News of the new product was revealed by Replay in a recent email survey to visitors to the ReplayTV.com Web site. Recipients of the email survey were asked not to forward the message.

Survey describes in detail the new product and asks respondents how much they would be willing to pay for it. Pricing proposals in the survey range from a model with 40 hours of storage capacity that could retail for $699 to a 320-hour model that might sell for $1,999.

Current DVRs from Replay, TiVo, Microsoft and EchoStar that store from nine to 60 hours of programming range in price from $200-$900 and offer various options such as built-in satellite receivers and Internet connections. There are fewer than a half-million DVR devices in consumer homes.

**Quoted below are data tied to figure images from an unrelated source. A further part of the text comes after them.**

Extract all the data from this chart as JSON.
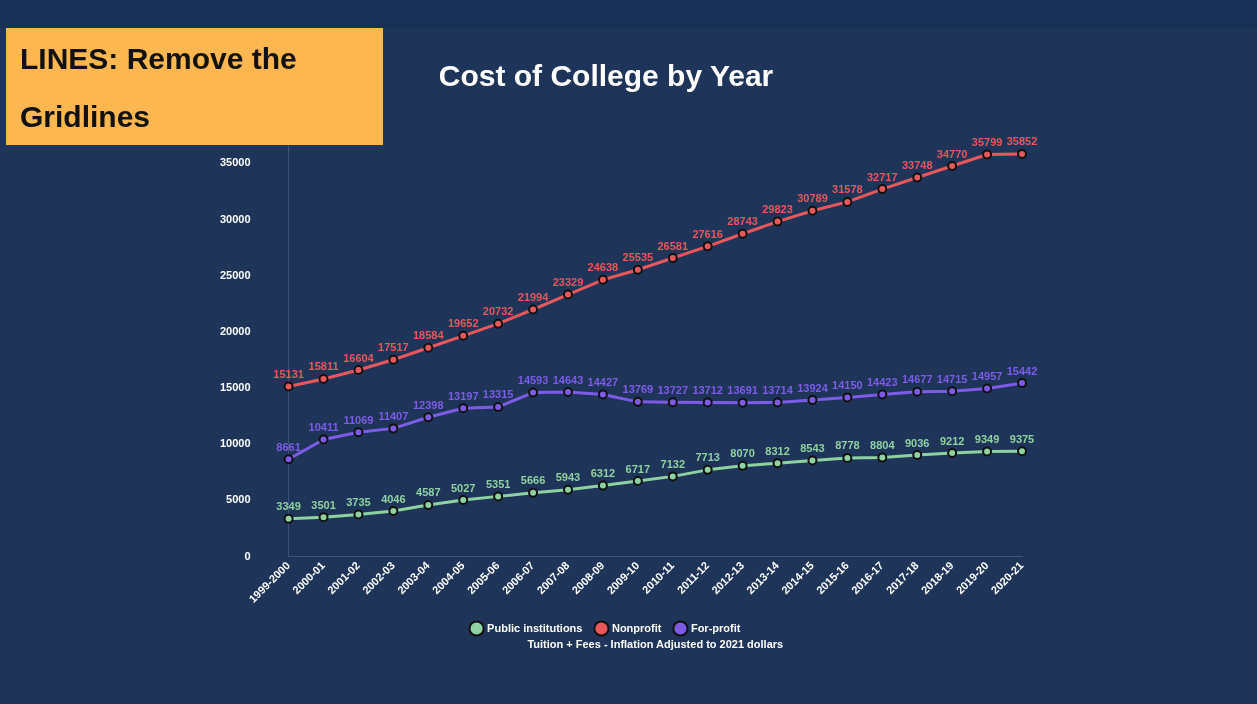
{
  "chart_data": {
    "type": "line",
    "title": "Cost of College by Year",
    "categories": [
      "1999-2000",
      "2000-01",
      "2001-02",
      "2002-03",
      "2003-04",
      "2004-05",
      "2005-06",
      "2006-07",
      "2007-08",
      "2008-09",
      "2009-10",
      "2010-11",
      "2011-12",
      "2012-13",
      "2013-14",
      "2014-15",
      "2015-16",
      "2016-17",
      "2017-18",
      "2018-19",
      "2019-20",
      "2020-21"
    ],
    "series": [
      {
        "name": "Public institutions",
        "color": "#8fd1a0",
        "values": [
          3349,
          3501,
          3735,
          4046,
          4587,
          5027,
          5351,
          5666,
          5943,
          6312,
          6717,
          7132,
          7713,
          8070,
          8312,
          8543,
          8778,
          8804,
          9036,
          9212,
          9349,
          9375
        ]
      },
      {
        "name": "Nonprofit",
        "color": "#e8575a",
        "values": [
          15131,
          15811,
          16604,
          17517,
          18584,
          19652,
          20732,
          21994,
          23329,
          24638,
          25535,
          26581,
          27616,
          28743,
          29823,
          30789,
          31578,
          32717,
          33748,
          34770,
          35799,
          35852
        ]
      },
      {
        "name": "For-profit",
        "color": "#7c5ce6",
        "values": [
          8661,
          10411,
          11069,
          11407,
          12398,
          13197,
          13315,
          14593,
          14643,
          14427,
          13769,
          13727,
          13712,
          13691,
          13714,
          13924,
          14150,
          14423,
          14677,
          14715,
          14957,
          15442
        ]
      }
    ],
    "ylim": [
      0,
      37000
    ],
    "yticks": [
      0,
      5000,
      10000,
      15000,
      20000,
      25000,
      30000,
      35000
    ],
    "grid": false,
    "legend": "bottom",
    "marker": "circle",
    "line_style": "solid",
    "data_labels": true,
    "annotations": [
      "LINES: Remove the Gridlines",
      "Tuition + Fees - Inflation Adjusted to 2021 dollars"
    ]
  }
}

According to the email survey, the product could work with a standard dial-up phone modem for a monthly fee of $4.95 or a broadband Internet connection using an Ethernet home network at no monthly charge. The broadband connection is required for sending TV programs by email.

Change of plans

Last December Replay announced that it was pulling its planned public stock offering and withdrawing from the consumer electronics market in favor of licensing its technology to cable, satellite and Internet companies to use as a component in other devices. A source at Replay said that under Sonicblue, Replay is returning to its original consumer electronics product strategy while continuing to license the technology.

Many major media companies invested in Replay in 1999 and 2000, including News Corp., Time Warner, the Walt Disney Co., NBC, Showtime Networks and what was then Universal’s parent, Seagram. Other entertainment company investors in Replay include Sega Enterprises, Paul Allen’s Vulcan Ventures, satcaster EchoStar Communications, Tribune, Liberty Media Group and cablers Adelphia Communications, Shaw Communications, Rogers Communications and Comcast.

Also investing in Replay were high-speed cable modem service Excite@Home and consumer electronics and set-top box manufacturers Scientific-Atlanta, Matsushita’s Panasonic brand, Sharp Electronics and Matsushita Kotobuki Electronics Industries.

Nets not worried yet

Network execs didn’t want to talk on the record about Replay’s plans until they’re officially announced. But privately, most seemed unconcerned about the company’s latest advances — for now.

For example, some officials believe the networks will be able to outwit Replay’s anti-commercial device.

“There is no scheme to differentiate between programs and commercials that is not defeatable,” one senior network exec said.

While Replay has not spelled out to network honchos how it plans to zap commercials, network types believe the company will likely try to have its machine read certain codes networks currently embed in signals that indicate a commercial break is coming up. If that’s the case, “As soon as (Replay introduces its machine), we would stop doing that,” an exec said.

As for the emailing of programs, execs aren’t sure whether such an action would be different from a consumer sending a videotape to a friend.

“It’s one thing to pass along a video. It’s something else to let one person pass along a program to hundreds of people at once,” a network insider said. “That could be a violation of our copyright.”

Webheads point to Replay’s past business failures and the relatively slow penetration rate of digital recorders as a reason for their current lack of concern.

“Everyone said the VCR would kill network TV,” one exec said. “I don’t think people are shivering over this.”